Devant la porte de son appartement, Ibrahima Bâ s’active autour de sa théière. Habillé d’un caftan multicolore, le vieux retraité n’a jamais bénéficié d’une quelconque réduction. Il a appris à travers les médias qu’il y avait une mesure allant dans le sens d’alléger la souffrance des locataires, sans jamais en bénéficier. « C’est mon fils qui avait négocié le contrat de location, bien avant la loi. Mais depuis lors, je paye 150 mille francs CFA, chaque mois. Il n’y a eu aucun changement », déplore-t-il.
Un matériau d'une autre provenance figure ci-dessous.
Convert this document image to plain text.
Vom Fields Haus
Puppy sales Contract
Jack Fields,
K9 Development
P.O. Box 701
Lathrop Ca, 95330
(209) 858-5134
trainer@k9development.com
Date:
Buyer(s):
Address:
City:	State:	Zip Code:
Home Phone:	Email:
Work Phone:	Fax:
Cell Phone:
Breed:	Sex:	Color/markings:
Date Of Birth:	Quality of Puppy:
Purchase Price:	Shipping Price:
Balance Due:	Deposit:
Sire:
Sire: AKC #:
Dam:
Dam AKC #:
Assis tranquillement sur son pliant, il invite l’Etat à utiliser tous les moyens à sa disposition pour faire respecter la loi.
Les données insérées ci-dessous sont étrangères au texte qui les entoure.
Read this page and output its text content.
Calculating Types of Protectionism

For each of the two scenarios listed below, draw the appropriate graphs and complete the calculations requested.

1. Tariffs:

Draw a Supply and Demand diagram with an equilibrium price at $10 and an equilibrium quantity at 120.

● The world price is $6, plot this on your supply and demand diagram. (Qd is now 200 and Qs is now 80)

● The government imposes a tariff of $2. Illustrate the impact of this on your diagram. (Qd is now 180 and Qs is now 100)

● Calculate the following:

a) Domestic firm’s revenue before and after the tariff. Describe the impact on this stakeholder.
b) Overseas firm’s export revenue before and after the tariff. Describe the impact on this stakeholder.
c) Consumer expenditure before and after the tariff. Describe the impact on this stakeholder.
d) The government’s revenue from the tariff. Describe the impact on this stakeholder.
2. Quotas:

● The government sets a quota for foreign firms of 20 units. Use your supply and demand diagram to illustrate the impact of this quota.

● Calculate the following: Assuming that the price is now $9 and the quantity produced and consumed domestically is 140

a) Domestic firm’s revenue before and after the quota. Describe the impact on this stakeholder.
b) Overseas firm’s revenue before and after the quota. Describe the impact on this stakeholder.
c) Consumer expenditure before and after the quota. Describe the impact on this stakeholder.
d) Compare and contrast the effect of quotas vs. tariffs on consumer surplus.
En face de l’Appartement du vieux Bâ se trouve le bureau d’une agence immobilière. Une fois à l’intérieur, les responsables sur place refusent de se prononcer sur le sujet. Ce qui n’est pas le cas pour leur voisin avec qui il partage les locaux. Le technicien supérieur en Génie civil, Nguissaly Diao, reste convaincu qu’il n’y aura jamais de réduction effective. A son avis, ce sont les mêmes autorités qui font voter les lois qui ne veulent pas qu’il y ait réduction.
« Les autorités étatiques sont les premiers fautifs. Ce sont eux les propriétaires de certains immeubles, ce qui fait qu’ils n’ont pas intérêt à ce que les prix du loyer baissent », accuse-t-il. Selon lui, ce qui se passe à Dakar est inacceptable. « Une chambre simple varie entre 25 et 75 mille francs CFA. Pour avoir un appartement de deux pièces dans la zone de Fass, Médina et environs, il faut débourser au moins 150 mille francs CFA », soutient Diao avec beaucoup de regrets. Il pense aussi que le coût élevé des matériaux de construction est en partie responsable de cette situation qui préoccupe beaucoup de chefs de famille. « Le TVA à 18%, c’est trop. Et puis une tonne de ciment peut coûter aujourd’hui 60 mille francs CFA, mais c’est comme s’il y a une entente entre les cimentiers », conclut le spécialiste du bâtiment.
Un sentiment d’échec de la très médiatisée loi sur la réduction des prix du loyer anime aujourd’hui la majorité de la population. Le principal problème : «Les bailleurs n’ont pas accepté d’appliquer le texte. » Mais malgré ce constat déplorable, il y a quelques propriétaires qui se sont soumis à la volonté de l’Etat. C’est le cas dans cette maison située à la Médina. Habitée en majorité par des Guinéens, ils affirment que leur bailleur a strictement respecté la mesure des autorités gouvernementales. Trouvé dans sa boutique au rez-de-chaussée de l’immeuble de quatre étages, Woury Diallo affiche sa satisfaction. « Avant, je payais ma chambre à coucher à 40 mille francs CFA. Mais depuis la réduction, je paye 28 mille. Vraiment le gouvernement nous a beaucoup aidés », se félicite le boutiquer. A l’intérieur du bâtiment, tout le monde parle le même langage. « Le propriétaire est un gars respectueux des lois de la République. »
De l’espoir à la désillusion, les populations espèrent une rectification du tir de la part des autorités étatiques et des bailleurs.